A dopamina (DA) é um neurotransmissor monoaminérgico, da família das catecolaminas, produzido pela descarbonização de dihidroxifenilalanina (DOPA). Os receptores de dopamina são subdivididos em D1, D2, D3, D4, e D5 de acordo com localização no cérebro e função. A dopamina é produzida especialmente pela substância nigra e na área tegmental ventral (ATV). Está envolvida no controle de movimentos, aprendizado, humor, emoções, cognição, sono e memória.

Ela é um neurotransmissor inibitório derivado da tirosina. Produz sensações de satisfação e prazer. Os neurônios dopaminérgicos podem ser divididos em três subgrupos com diferentes funções. O primeiro grupo regula os movimentos: uma deficiência de dopamina neste sistema provoca a doença de Parkinson, caracterizada por tremuras, inflexibilidade, e outras desordens motoras, e em fases avançadas pode verificar-se demência. O segundo grupo, o mesolímbico, funciona na regulação do comportamento emocional. O terceiro grupo, o mesocortical, projeta-se apenas para o córtex pré-frontal. Esta área do córtex está envolvida em várias funções cognitivas, memória, planejamento de comportamento e pensamento abstrato, assim como em aspectos emocionais, especialmente relacionados com o stress. Distúrbios nos dois últimos sistemas estão associados com a esquizofrenia.

É precursora natural da adrenalina e da noradrenalina, outras catecolaminas com função estimulante do sistema nervoso central.

A desregulação da dopamina está relacionada a transtornos neuropsiquiátricos como Mal de Parkinson, no qual ocorre escassez na via dopaminérgica nigro-estriatal, e na Esquizofrenia, no qual ocorre excesso de dopamina na via dopaminérgica no mesolímbico e escassez na via mesocortical).

Mecanismo de ação

Na via de recompensa, dopamina é fabricado na área tegmental ventral e é liberado no núcleo accumbens e segue para o córtex pré-frontal.
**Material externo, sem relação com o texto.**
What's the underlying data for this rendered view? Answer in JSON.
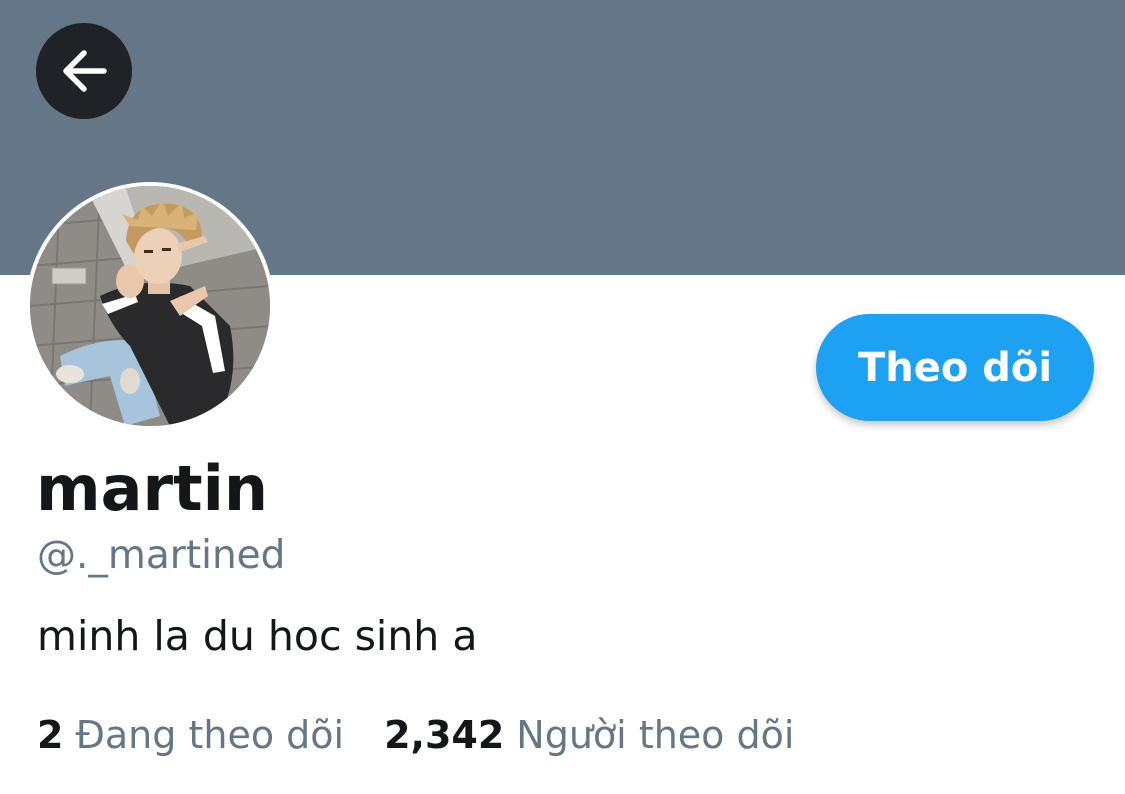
{
  "profile": {
    "display_name": "martin",
    "handle": "@._martined",
    "bio": "minh la du hoc sinh a",
    "follow_label": "Theo dõi"
  },
  "stats": {
    "following_count": "2",
    "following_label": "Đang theo dõi",
    "followers_count": "2,342",
    "followers_label": "Người theo dõi"
  },
  "icons": {
    "back": "arrow-left-icon"
  },
  "colors": {
    "banner": "#657786",
    "accent": "#1da1f2",
    "text_primary": "#14171a",
    "text_secondary": "#657786",
    "back_button_bg": "#1f2327"
  }
}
Na via responsável por movimentação, a dopamina é produzida na substância nigra e liberada no corpo estriado.
Estimula os receptores adrenérgicos do sistema nervoso simpático. Também atua sobre os receptores dopaminérgicos nos leitos vasculares renais, mesentéricos, coronarianos e intracerebrais, produzindo vasodilatação. Os efeitos são dependentes da dose.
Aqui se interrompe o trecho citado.